Saturday, October 29, 2011

Protecting Code

As the world is shifting from compiled languages such as C, C++ and Pascal to scripting languages such Python, Perl, PHP and Javascript, so does the growth in exposure of intellectual property (the source code). While previously “fat clients” usually written in C and C++ were a compiled machine code executables, more modern applications written in .NET and Java consist of bytecode which is a “is the intermediate representation of Java programs” (Petter Haggar, 2001). The same is applicable to .NET applications which could be disassembled using tools shipped with the .NET Framework SDK (such as ILDASM) and decompiled back into source code (Gabriel Torok and Bill Leach, 2003). With web technologies such as HTML, Javascript and Cascading Style Sheets (CSS) where the source has to be downloaded to the client side in order to be executed by the web browser, the end user has unrestricted access to the entire source code.
Ability to access source code can be used both for legitimate and malicious intent. For example, security tools are using the ability to decompile Java applets and Flash to “performs static analysis to understand their behaviours” (Telecomworldwire, 2009). Moreover, the ability to disassemble the source code can be used by the software developers for debugging. On the other hand, it can also be used to reverse engineer the source code which directly impact the ability to protect the intellectual property.
One obvious way to try to protect the source code, thus the intellectual property it carries, is to use obfuscation (Gabriel Torok and Bill Leach, 2003)(Peter Haggar, 2001)(Tony Patton, 2008).

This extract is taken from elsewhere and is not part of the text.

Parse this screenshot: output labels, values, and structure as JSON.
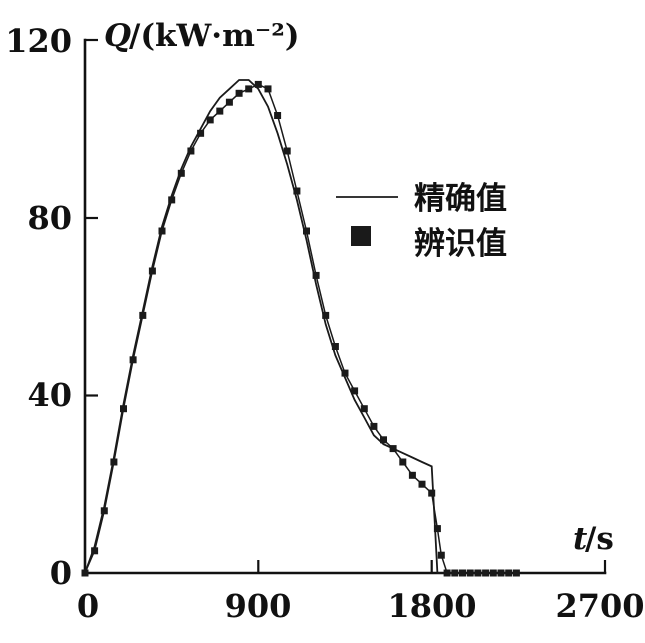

Regardless of the language used to the develop the application, obfuscation usually means:
  • replacement of variable names to non-meaningful character streams
  • replacement of constants with expressions
  • replacement of decimal values with hexadecimal, octal and binary representation
  • addition of dummy functions and loops
  • removal of comments
  • concatenating all lines in the source code
In a way, the process of obfuscation changes the source code to make it difficult for the “reader” to understand the logic behind it. It (obfuscation) could be seen as “your kid sister encryption” - “cryptography that will stop your kid sister from reading your files” (Bruce Shneier, 1996). Of course, persistent “reader” can invest enough time and resources to reproduce the source code (deobfuscate) by applying obfuscation principals in reverse.


Saturday, October 22, 2011

Adaptave Web Site Design

Paul De Bra (1999), identifies a number of issues related to adoptive web site design including “the separation of a conceptual representation of an application domain from the content of the actual Web-site, the separation of content from adaptation issues, the structure and granularity of user models, the role of a user and application context” Paul De Bra (1999). This essay will discuss separation of conceptual representation and the role of the user in the application context more than ten years after publication of the original article.
Modern web application development frameworks such as .NET, Spring Framework, JavaServer Faces, Apache Orchestra, Grails and Struts offer clear separation between application representation and the content. The separation is achieved by implementation of Model-View-Controller (MVC) architecture where “Model” layer is responsible for storing and managing access to relevant pieces of data, “View” layer is responsible for rendering and layout of the data, and “Controller” layer is responsible for interaction with the end user (i.e. Internet browser). No more the entire content has to be “stored” statically in the HTML page, but generated dynamically based on input received from the user. Moreover, HTML5 Web Storage API greatly increase the storage capacity (compared to HTML session cookies) which allows web application to store structured data on a client side (WHATWG, 2011). This could further facilitate user centric web site design such as storage of user preferences, data catch, etc.
On the other hand, when discussion “the role of a user and application context” Paul De Bra (1999), the methodology and the technology is not as mature. Qiuyuan Jimmy Li ties the issue to the organization of the web application structure and notes that majority of web sites do not adapt the content to the individual user. Instead, the web server “provides the same content that has been created beforehand to everyone who visits the site” (Qiuyuan Jimmy Li, 2007). Instead, he suggest a framework which accounts for users' cognitive style and adopts information content for each individual user. Justin Brickell at. al. (2006) takes a slightly different approach and instead suggest mining site access longs to identify access patterns and user behavior such as scrolling, time spent on each page, etc. The collected information could be used for shortcutting - “process of providing links to users’ eventual goals while skipping over the in-between pages” (Brickell at. al., 2006).
In addition, it is important to highlight the security and privacy issues when discussing adaptive web-site design. In order for a web application to provide customized content, it (web application) requires to acquire or collect personal data about individual user and users' behavior patterns. For example, Google Gmail uses automated scanning and filtering technology to “show relevant ads” (Google, 2011). This could be considered by some individuals as intrusion into privacy, especially if the processed message contains sensitive information such as health records or financial information.